In the canopy, height ranges from 1–10 m to 10–20 m, and the RMSE of SRTM increases from 7.031 m to 8.196 m, representing a decrease in accuracy by 1.165 m in terms of RMSE. Similarly, in the canopy, height ranges from 10 m–20 m to 20 m–30 m, and the RMSE of SRTM rises from 8.196 m to 12.176 m, indicating a decrease in accuracy by 3.980 m in RMSE. It can be observed that the elevation accuracy of the understory terrain obtained by SRTM is affected by the canopy height factor. In contrast, for the RF model, in the canopy height range from 1–10 m to 10–20 m, the RMSE of the estimated understory terrain increases from 0.578 m to 0.803 m, representing a decrease in accuracy by 0.225 m in RMSE. In the canopy height range from 10–20 m to 20–30 m, the RMSE of the RF model’s estimated understory terrain rises from 0.803 m to 1.059 m, indicating a decrease in accuracy by 0.256 m in RMSE. It is noteworthy that the accuracy of the understory terrain estimated by the RF model is less affected by the canopy height factor, and the accuracy remains relatively consistent across different canopy height ranges. Therefore, it can be concluded that under the influence of the canopy height factor, the accuracy of the understory terrain estimated by the RF model is more stable and less susceptible to fluctuations caused by topographical factors, resulting in high-precision estimates of the understory terrain.

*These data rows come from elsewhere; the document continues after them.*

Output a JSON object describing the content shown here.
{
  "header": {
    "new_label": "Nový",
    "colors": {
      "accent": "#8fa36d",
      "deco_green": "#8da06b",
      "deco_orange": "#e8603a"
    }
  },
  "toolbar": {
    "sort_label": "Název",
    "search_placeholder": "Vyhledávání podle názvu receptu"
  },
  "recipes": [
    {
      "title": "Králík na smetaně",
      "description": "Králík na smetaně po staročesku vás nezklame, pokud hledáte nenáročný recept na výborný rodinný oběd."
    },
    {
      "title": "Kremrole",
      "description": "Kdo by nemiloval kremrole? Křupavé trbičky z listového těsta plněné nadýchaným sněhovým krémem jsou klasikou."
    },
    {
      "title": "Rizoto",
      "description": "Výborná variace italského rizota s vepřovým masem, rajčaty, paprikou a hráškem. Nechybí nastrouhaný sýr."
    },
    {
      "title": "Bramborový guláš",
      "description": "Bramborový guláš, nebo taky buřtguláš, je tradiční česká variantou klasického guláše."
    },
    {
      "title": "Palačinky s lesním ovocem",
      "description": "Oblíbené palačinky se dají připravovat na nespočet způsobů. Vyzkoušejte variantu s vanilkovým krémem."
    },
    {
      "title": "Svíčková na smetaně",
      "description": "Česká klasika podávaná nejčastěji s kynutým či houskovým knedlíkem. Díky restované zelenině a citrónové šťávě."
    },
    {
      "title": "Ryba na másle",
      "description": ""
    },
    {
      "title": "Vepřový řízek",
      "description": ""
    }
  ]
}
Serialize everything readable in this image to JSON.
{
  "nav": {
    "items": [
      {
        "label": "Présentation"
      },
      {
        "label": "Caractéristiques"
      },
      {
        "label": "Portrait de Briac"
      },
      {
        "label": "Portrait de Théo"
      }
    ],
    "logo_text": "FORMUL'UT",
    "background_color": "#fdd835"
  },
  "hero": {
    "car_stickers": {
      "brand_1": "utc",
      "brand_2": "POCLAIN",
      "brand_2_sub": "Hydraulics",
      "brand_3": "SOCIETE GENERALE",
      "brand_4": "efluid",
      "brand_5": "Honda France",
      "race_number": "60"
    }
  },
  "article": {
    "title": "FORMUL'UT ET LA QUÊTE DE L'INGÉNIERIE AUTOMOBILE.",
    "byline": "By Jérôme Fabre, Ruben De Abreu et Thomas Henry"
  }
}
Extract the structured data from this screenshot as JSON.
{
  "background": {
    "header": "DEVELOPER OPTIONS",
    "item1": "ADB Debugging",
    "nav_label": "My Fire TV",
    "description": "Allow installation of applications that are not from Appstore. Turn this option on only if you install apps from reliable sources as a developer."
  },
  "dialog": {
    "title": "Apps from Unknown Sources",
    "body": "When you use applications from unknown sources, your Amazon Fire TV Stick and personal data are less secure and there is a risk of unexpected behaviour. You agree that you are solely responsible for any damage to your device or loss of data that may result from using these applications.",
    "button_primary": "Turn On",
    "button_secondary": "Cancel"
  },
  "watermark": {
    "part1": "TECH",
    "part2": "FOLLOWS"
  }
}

5. Innovation and Limitations

The main innovation of this study can be summarized as follows:

This study utilizes point data from the spaceborne LiDAR ICESat-2 as the dependent variable and SRTM DEM and Sentinel-1 SAR data as the independent variables. Four machine learning-based models are constructed for regional-scale extrapolation, thereby generating new regional data on understory terrain. This process completes the expansion from point data to regional data, enabling precise estimation of understory terrain.
This study introduces the Sentinel-1 SAR data to the understory terrain estimation. The high-resolution images provided by Sentinel-1 enable the acquisition of clear, detailed features of understory terrain, which plays a crucial role in the precise estimation of understory terrain.
The influencing factors of understory terrain estimation are thoroughly analyzed under various conditions by delving into terrain factor slope and ecological factors, including canopy height and vegetation coverage.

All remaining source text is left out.